Discharge rate must be considered together with total capacity because a high-capacity battery is useless if it empties quickly. Use a battery tester if you're wondering about your batteries' efficiency.

Battery Type


There are only two types of C batteries available: alkaline and rechargeable. Regarding batteries, alkaline is the most popular and affordable option. Unfortunately, once they've been released, they're useless and must be thrown away. Flashlights and emergency kits benefit most from using non-rechargeable batteries.

Rechargeable batteries have an inherently extended lifespan since they can be recharged repeatedly after use. Rechargeable batteries come in many forms, with lithium, nickel metal hydride, nickel cadmium, and other metals all being used.

NiMH rechargeable batteries are the best option for toys and electronics you plan to keep around for a while.

Shelf Life

When choosing C batteries, consider their shelf life. Alkaline batteries have a shelf life before they must be thrown away. "Shelf life" refers to rechargeable batteries' number of charges before being replaced. We recommend C batteries that last at least five years but the best last ten.

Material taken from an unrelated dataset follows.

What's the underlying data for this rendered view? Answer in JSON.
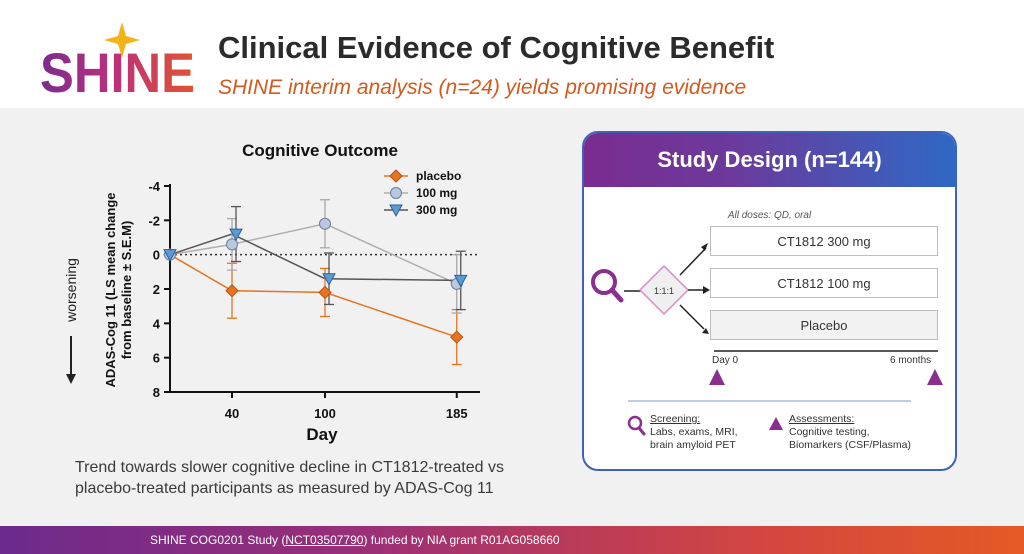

Studying battery chemistry, battery design and engineering, brand, and other factors are crucial to finding the best batteries for each use. Everyone must follow the proper steps for storing, handling, using, throwing away, and recycling the battery. With this, you're assured of choosing the best C battery of your preference.

In need of a C battery? Carefully follow the various guidelines provided, and you will find satisfaction when using a C battery.


Frequently Asked Questions About C Battery

🔋Can You Recycle C Batteries?

Yes. All common battery sizes, including C batteries, can be recycled together. Certain municipalities' regular trash collection programs include battery disposal.

In other places, the old batteries are taken to a collection point to ensure proper disposal. The parts of old batteries are taken apart so they can be used again.

🔋Can you use C batteries in place of D?

A few quarters may suffice if you have only C batteries for a device requiring D batteries. It is not an ideal long-term solution, but it will suffice in a crisis. Most batteries may be replaced for three or four quarters, which is less than one dollar.

🔋Do C batteries have more power than AA?

C batteries have the same 1.5 V voltage as AA and AAA cells but have an 8,200-mA capacity. The 12.3 watt-hour gap between AA and AAA batteries and C batteries indicates the variance in battery capacity between the three sizes.

🔋What is the difference between AA AAA C and D batteries?

At this point, the size of the battery matters. The current rating of the D-size battery is higher than that of the C, AA, and AAA sizes. Even though AA and AAA batteries have a rating of 1.5 voltage, the AA battery generates a higher current than the AA battery.